A study claims that Internet performance could start to decline by 2010 due to a growing gap between access capacity and demand.

Nemertes Research estimates that up to US$55 billion needs to be spent to close that gap, or about 60 per cent to 70 per cent more than service providers intend to spend.

"The primary impact of the lack of investment will be to throttle innovation both the technical innovation that leads to increasingly newer and better applications, and the business innovation that relies on those technical innovations and applications to generate value," said the report released Tuesday.

"The next Google, YouTube, or Amazon might not arise, not because of a lack of demand, but due to an inability to fulfill that demand. Rather like osteoporosis, the underinvestment in infrastructure will painlessly and invisibly leach competitiveness out of the economy."

A University of Toronto computer science professor told CTV.ca that while he didn't analyze the report's details, he agrees with its general thrust about a looming Internet slowdown.

"This is an inevitability, whether it's 2010 or 2012," said Eugene Fiume.

"This was predictable in the 1980s," he said.

The exploding use of the Internet in emerging economies like China and India will create "hotspots" within the distributed network that is the Internet, he said.

Data will slow down in these hotspots, much like how traffic slows at a poorly designed city intersection. "You will eventually see the not-so-graceful degradation of the entire system," Fiume said.

Technology analyst Kris Abel told CTV Newsnet that the study may be making too many assumptions, that it's difficult to predict the future and new technologies could offset some of the concerns -- which have been widely known for some time -- raised in the study.

"They look specifically at just wired services," he said.

"We're living in an age now where increasingly we are getting a lot of our internet service through wireless solutions, and in wireless solutions, you don't have the same problems."

Backbone vs. the last mile

Nemertes said it analyzed consumer demand and capacity independently.

Some say the problem isn't with the core backbone of the Internet, but where service providers provide access to consumers -- what the telecommunications sector calls "the last mile."

Fiume said that's partially true, but added, "that's what telcos want you to believe, because that's pushing the problem onto the consumer."

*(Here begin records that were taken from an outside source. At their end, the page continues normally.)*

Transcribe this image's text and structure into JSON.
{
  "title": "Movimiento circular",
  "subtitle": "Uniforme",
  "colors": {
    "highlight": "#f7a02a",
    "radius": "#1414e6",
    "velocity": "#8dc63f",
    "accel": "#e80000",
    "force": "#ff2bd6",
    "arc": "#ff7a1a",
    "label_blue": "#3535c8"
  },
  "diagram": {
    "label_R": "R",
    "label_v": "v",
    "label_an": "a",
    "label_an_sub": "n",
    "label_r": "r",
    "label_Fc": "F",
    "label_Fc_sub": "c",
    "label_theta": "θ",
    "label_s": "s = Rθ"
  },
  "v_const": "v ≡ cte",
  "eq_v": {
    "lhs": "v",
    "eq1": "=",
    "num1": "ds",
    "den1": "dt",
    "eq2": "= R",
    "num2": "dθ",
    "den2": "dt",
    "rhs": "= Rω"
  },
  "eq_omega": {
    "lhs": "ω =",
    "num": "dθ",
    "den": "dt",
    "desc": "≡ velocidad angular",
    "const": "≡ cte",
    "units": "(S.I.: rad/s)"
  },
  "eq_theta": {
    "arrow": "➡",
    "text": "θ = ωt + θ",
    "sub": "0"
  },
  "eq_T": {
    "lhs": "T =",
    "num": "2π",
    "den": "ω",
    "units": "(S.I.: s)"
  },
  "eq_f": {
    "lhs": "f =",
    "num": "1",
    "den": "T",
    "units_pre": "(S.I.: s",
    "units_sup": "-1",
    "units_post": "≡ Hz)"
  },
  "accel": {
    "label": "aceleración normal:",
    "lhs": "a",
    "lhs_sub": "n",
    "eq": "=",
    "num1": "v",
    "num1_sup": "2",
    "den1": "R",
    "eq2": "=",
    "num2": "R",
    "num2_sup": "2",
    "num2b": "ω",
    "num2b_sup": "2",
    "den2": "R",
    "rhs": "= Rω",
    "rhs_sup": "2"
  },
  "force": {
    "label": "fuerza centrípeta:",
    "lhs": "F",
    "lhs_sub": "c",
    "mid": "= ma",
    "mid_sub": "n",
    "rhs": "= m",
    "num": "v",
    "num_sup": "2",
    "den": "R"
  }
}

Internet service providers can already regulate those who hog bandwidth by engaging in extensive use of peer-to-peer file-sharing networks, as one example, he said.

The Internet's overall pipes need to be widened, along with improving the efficiency of the rules by which data "packets" are transmitted, he said.

"The telcos didn't plan well enough to deal with the explosion of information content on the Internet writ large," Fiume said, adding, "they trying to make it seem like the fact you're watching YouTube is really causing the problem. That's really very laughable."

Nemertes, which didn't make a spokesperson available to CTV.ca, said no one group funded the study and that funding for it came from its client base.

The data came from several sources:

  • Research data collected by academic organizations
  • Publicly available documents, including vendor and service provider financials
  • Confidential interviews with enterprise organizations, equipment vendors, service providers, and investment companies

"During the course of this project we spoke with 70-plus individuals and organizations for these interviews, and we relied on our base of several hundred IT executives who participate in our enterprise benchmarks," the report said.

However, the group said the Internet remains an exceedingly opaque environment.

"Content providers refuse to reveal their inner workings. This is often for very good reasons, but it's detrimental to the industry," it said.

The group called for industry to develop ways of better sharing data with researchers.